Jika tim asuhan Glasner lolos ke final, mereka akan menghadapi Rayo Vallecano atau RC Strasbourg, yang berarti pemain Austria itu memiliki peluang emas untuk tampil cemerlang dengan memenangkan trofi lagi dan mengamankan kualifikasi Liga Europa.
Strasbourg lolos ke kompetisi ini berkat finis ketujuh di Ligue 1 pada musim 2024-25, di bawah kepemimpinan Rosenior, yang baru-baru ini dipecat oleh Chelsea.
Karena itu, pemain berusia 41 tahun itu menganggur, dan tersedia untuk dipekerjakan sebagai pengganti Glasner, dengan laporan dari Football Insider mengungkapkan Crystal Palace adalah pengagum kuat mantan bos Strasbourg tersebut.
Apa yang dikatakan Liam Rosenior tentang Crystal Palace
Selama masa jabatan singkatnya sebagai bos Chelsea, Rosenior memimpin timnya meraih kemenangan 3-1 melawan di Selhurst Park, meskipun ia sangat memuji Crystal Palace sebelum pertandingan, dengan mengatakan: “Selhurst Park, bagi saya, adalah salah satu tempat yang paling sulit untuk dikunjungi. Lihat di Premier League, Anda harus siap untuk pertarungan fisik. Suasana di stadion akan sangat panas, jadi kami tidak menganggap enteng pertandingan sama sekali.
“Saya cukup beruntung bisa bermain melawan Crystal Palace di awal musim. Saya tahu betapa bagusnya mereka, dan kami harus tampil sangat, sangat bagus untuk bisa menang lagi.”

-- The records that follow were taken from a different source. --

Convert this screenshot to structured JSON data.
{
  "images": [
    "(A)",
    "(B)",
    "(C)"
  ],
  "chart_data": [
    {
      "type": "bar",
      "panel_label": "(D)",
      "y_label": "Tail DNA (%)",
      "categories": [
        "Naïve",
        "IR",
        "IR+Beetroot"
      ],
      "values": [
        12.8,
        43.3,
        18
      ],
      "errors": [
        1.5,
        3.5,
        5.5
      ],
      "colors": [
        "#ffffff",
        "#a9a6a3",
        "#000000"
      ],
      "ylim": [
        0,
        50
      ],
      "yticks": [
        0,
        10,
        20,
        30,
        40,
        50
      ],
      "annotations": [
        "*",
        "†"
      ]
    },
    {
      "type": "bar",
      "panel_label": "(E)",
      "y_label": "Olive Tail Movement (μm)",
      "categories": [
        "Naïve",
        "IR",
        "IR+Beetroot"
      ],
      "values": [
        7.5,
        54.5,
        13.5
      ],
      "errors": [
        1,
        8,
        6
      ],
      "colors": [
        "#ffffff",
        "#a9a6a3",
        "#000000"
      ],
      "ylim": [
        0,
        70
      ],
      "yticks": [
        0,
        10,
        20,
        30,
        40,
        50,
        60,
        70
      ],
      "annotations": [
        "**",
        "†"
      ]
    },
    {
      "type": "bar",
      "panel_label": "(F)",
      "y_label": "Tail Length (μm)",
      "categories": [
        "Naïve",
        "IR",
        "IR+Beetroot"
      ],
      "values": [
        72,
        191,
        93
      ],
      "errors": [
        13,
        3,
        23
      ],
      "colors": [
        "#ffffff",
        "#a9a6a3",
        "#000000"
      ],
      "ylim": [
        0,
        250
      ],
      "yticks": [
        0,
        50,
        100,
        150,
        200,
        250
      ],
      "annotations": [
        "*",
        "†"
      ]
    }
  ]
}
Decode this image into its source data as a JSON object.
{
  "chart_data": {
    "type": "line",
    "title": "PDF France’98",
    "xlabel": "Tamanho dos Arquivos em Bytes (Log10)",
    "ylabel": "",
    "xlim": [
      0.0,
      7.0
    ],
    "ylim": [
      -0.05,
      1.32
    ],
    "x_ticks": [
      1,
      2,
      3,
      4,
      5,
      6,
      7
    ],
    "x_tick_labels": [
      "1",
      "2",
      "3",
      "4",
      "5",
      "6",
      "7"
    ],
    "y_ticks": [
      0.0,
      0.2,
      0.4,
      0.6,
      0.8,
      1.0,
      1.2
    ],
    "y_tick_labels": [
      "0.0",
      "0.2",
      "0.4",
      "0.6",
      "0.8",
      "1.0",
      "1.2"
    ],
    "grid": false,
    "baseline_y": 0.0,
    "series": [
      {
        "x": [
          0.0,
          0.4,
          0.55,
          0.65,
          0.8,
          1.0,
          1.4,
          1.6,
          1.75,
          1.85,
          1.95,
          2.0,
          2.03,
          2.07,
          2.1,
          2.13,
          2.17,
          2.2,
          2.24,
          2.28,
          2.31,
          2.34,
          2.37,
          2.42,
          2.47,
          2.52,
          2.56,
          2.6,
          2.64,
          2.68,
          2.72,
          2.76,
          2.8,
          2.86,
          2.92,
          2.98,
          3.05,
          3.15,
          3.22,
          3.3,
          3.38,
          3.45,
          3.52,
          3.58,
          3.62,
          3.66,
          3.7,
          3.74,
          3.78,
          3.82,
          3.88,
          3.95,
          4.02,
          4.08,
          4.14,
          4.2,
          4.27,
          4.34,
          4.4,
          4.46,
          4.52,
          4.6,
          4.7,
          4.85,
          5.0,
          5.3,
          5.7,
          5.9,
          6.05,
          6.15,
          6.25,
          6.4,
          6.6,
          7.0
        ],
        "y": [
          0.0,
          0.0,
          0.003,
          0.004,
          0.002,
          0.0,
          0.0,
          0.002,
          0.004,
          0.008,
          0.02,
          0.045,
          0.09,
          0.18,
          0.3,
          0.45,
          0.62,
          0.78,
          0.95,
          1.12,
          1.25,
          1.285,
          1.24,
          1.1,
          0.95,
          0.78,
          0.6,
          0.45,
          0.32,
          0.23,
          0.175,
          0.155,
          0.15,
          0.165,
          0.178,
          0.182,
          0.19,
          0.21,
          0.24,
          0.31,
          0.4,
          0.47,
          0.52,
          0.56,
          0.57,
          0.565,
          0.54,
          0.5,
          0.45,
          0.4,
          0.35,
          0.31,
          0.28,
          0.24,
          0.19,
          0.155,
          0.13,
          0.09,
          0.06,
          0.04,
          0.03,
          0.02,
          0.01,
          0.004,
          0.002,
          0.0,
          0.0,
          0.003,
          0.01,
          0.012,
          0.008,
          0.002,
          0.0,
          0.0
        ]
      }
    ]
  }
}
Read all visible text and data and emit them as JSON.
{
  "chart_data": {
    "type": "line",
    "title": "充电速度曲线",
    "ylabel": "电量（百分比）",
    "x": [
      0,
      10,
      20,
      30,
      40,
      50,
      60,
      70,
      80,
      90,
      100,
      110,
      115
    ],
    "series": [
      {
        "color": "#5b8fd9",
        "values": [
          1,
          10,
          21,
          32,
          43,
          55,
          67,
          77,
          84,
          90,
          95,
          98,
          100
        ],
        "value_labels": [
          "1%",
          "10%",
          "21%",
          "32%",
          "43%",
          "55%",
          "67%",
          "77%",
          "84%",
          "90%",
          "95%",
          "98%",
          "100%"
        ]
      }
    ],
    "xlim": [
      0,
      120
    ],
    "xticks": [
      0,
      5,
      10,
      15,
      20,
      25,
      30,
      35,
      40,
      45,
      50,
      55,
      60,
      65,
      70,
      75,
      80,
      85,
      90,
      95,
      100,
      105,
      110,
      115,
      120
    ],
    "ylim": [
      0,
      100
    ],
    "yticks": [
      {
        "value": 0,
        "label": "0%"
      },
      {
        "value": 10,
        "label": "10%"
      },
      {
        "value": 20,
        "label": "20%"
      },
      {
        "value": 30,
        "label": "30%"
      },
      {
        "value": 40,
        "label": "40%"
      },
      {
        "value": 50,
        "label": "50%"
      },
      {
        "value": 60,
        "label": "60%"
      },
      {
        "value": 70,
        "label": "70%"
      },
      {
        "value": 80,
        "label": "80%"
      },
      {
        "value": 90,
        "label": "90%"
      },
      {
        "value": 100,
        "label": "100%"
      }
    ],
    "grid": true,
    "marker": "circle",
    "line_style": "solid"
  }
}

Manajer kelahiran London ini mungkin merasa masih ada yang perlu dibuktikan di Premier League, setelah dipecat begitu cepat oleh The Blues, namun ia akan menjadi penunjukan yang berisiko bagi The Eagles.
Terkait
Crystal Palace bisa melupakan Iraola dengan merekrut pengganti Glasner 4-2-3-1
Crystal Palace mulai meningkatkan pencarian manajer menjelang kepergian Oliver Glasner.
Rosenior tidak hanya memenangkan 11 dari 23 pertandingannya sebagai pelatih, namun ia juga dikritik karena bermain-main dengan media oleh Micah Richards, yang menunjukkan bahwa ia mungkin masih harus banyak belajar.